No exercício da presidência da "Amigos de Mariatégui", Fanny desenvolve um constante trabalho orientado a promover a cultura e o pensamento
Gustavo Espinoza M.
Diálogos do Sul Global
Lima

Tradução:

Costuma acontecer que duas palavras são suficientes para descrever uma vida e uma obra. Neste caso, aludiremos a Fanny Palacios Izquierdo, a pintora peruana, talvez não muito conhecida hoje; mas que tem em seu haver diversas exposições, mostras e oficinas de pintura. 

Na verdade não se trata apenas de uma artista plástica da qual se poderia dizer muito. Trata-se de uma mulher rebelde que aparece no cenário nacional ferreamente vinculada à cultura e às causas mais sentidas da população. Sua atividade de vida se soma a uma conduta concreta, e a um ativo trabalho que corresponde ao compromisso livremente adquirido a partir de uma cada vez mais definida Consciência de Classe. 
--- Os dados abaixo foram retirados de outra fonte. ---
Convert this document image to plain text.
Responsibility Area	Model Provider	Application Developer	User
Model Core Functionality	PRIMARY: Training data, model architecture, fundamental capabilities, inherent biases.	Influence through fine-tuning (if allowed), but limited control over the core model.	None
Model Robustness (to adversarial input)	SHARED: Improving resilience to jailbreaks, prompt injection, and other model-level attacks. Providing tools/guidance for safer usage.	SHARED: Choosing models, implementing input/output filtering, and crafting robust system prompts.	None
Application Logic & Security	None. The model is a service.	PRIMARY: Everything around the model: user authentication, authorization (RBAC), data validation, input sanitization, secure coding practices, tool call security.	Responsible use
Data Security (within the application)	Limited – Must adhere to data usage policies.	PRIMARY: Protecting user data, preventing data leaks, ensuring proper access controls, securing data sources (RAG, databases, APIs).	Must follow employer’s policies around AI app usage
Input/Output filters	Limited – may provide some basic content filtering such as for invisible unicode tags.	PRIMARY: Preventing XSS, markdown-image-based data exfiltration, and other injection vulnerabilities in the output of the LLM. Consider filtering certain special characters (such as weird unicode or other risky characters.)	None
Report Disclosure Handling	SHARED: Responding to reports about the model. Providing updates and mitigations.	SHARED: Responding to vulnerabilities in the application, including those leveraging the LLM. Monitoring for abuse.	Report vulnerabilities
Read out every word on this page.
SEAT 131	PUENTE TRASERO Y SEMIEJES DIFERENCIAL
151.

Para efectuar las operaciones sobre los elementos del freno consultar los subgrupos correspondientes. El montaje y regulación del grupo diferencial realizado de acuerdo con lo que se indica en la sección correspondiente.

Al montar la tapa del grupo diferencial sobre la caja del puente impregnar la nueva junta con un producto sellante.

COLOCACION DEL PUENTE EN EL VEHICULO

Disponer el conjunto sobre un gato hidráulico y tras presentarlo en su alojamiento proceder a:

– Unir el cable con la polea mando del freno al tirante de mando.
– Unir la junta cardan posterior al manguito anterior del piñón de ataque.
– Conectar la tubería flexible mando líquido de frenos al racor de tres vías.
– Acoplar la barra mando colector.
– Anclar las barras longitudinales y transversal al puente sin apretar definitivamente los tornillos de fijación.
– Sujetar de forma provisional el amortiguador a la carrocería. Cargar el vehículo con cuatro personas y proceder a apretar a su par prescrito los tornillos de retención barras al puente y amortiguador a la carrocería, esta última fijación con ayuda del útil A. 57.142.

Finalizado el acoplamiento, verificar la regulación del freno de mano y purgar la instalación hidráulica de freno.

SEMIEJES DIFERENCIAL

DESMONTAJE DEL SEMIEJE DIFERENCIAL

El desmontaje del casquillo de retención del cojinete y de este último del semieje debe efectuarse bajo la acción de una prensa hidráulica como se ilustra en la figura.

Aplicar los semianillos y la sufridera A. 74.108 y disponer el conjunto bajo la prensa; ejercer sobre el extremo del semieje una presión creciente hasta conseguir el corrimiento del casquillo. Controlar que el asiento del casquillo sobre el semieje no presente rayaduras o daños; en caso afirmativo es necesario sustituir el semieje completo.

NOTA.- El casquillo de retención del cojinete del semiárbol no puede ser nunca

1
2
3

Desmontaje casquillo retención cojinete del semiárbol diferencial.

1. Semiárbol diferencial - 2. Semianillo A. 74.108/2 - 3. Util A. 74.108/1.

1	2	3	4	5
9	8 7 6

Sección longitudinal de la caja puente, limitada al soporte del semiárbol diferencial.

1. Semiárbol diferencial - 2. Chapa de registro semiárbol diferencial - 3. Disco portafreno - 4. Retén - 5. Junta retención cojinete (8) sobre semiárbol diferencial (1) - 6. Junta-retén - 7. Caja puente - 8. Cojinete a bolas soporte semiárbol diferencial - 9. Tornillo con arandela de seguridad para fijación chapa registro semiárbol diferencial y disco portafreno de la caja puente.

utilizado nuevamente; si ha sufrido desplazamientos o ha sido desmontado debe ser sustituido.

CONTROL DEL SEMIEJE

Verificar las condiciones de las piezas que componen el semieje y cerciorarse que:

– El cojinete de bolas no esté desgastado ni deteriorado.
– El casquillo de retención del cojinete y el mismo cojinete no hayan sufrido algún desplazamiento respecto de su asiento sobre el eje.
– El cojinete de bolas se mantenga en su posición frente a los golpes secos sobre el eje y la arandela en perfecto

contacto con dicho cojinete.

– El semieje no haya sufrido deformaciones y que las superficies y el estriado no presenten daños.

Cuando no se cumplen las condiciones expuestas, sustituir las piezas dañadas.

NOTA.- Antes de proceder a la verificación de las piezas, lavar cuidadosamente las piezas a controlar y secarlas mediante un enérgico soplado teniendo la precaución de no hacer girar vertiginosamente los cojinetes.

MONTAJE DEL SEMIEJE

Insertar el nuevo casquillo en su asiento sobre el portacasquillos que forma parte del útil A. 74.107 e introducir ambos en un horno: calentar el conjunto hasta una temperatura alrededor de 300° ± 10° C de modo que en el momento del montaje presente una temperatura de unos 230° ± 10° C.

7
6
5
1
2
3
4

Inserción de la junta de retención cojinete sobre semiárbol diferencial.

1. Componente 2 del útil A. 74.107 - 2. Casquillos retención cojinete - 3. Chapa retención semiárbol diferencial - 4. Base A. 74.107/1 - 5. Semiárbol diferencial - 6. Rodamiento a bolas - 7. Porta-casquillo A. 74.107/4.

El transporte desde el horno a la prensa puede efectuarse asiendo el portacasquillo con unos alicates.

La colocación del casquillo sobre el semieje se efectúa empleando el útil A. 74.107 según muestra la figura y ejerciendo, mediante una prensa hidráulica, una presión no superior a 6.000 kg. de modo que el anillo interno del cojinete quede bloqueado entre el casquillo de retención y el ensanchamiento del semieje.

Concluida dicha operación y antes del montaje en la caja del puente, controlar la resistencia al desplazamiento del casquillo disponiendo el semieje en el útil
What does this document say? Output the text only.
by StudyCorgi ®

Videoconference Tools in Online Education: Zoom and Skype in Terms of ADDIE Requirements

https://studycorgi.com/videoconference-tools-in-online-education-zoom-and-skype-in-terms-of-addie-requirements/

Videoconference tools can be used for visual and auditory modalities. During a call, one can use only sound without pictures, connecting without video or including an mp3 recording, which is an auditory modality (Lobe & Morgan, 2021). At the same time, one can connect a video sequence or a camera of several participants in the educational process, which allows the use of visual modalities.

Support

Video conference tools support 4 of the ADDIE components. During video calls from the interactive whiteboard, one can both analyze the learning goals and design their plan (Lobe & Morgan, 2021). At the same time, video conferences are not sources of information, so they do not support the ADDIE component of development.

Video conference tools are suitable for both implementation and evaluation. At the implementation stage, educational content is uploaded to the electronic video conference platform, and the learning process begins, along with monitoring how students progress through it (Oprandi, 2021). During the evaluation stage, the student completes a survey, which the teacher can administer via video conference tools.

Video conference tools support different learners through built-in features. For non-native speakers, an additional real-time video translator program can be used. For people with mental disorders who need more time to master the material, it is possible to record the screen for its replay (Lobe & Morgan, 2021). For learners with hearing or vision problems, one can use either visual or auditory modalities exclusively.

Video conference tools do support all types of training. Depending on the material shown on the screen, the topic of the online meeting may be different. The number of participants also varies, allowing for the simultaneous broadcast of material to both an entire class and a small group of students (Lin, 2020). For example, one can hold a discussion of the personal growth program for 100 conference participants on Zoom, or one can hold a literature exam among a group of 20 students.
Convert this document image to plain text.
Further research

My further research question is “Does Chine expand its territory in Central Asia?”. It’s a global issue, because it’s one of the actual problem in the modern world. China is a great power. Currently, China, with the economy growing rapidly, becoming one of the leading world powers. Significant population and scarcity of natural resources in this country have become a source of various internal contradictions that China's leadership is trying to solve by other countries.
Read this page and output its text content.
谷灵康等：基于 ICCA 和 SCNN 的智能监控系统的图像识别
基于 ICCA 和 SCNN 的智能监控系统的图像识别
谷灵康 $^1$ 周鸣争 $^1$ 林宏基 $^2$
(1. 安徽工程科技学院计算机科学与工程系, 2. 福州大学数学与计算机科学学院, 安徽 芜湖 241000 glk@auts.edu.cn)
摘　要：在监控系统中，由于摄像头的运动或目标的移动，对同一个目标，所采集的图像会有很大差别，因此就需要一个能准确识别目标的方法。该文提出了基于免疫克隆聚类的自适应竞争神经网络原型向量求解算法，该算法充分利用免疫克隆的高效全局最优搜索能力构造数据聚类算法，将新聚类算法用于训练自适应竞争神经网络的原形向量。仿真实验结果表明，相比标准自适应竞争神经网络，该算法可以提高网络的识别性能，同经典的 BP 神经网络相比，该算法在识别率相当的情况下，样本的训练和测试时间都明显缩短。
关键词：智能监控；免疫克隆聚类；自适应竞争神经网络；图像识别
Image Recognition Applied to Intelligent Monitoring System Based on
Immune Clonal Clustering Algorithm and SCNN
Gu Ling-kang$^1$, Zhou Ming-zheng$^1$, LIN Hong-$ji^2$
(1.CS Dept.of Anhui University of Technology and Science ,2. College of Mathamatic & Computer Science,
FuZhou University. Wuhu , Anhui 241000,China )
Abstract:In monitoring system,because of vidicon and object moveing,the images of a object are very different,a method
Desde uma tribuna discreta –os “Amigos de Mariátegui”, cuja presidência exerce- Fanny desenvolve um constante trabalho orientado a promover a cultura e o pensamento. Cada terça-feira na Casa Museu do Amauta, escritores, poetas, artistas, cantores e outros intercambiam impressões, recitam poemas, lançam livros, conversam em torno a temas da cultura e da arte. À sua maneira, buscam seguir, nitidamente, o caminho do Amauta.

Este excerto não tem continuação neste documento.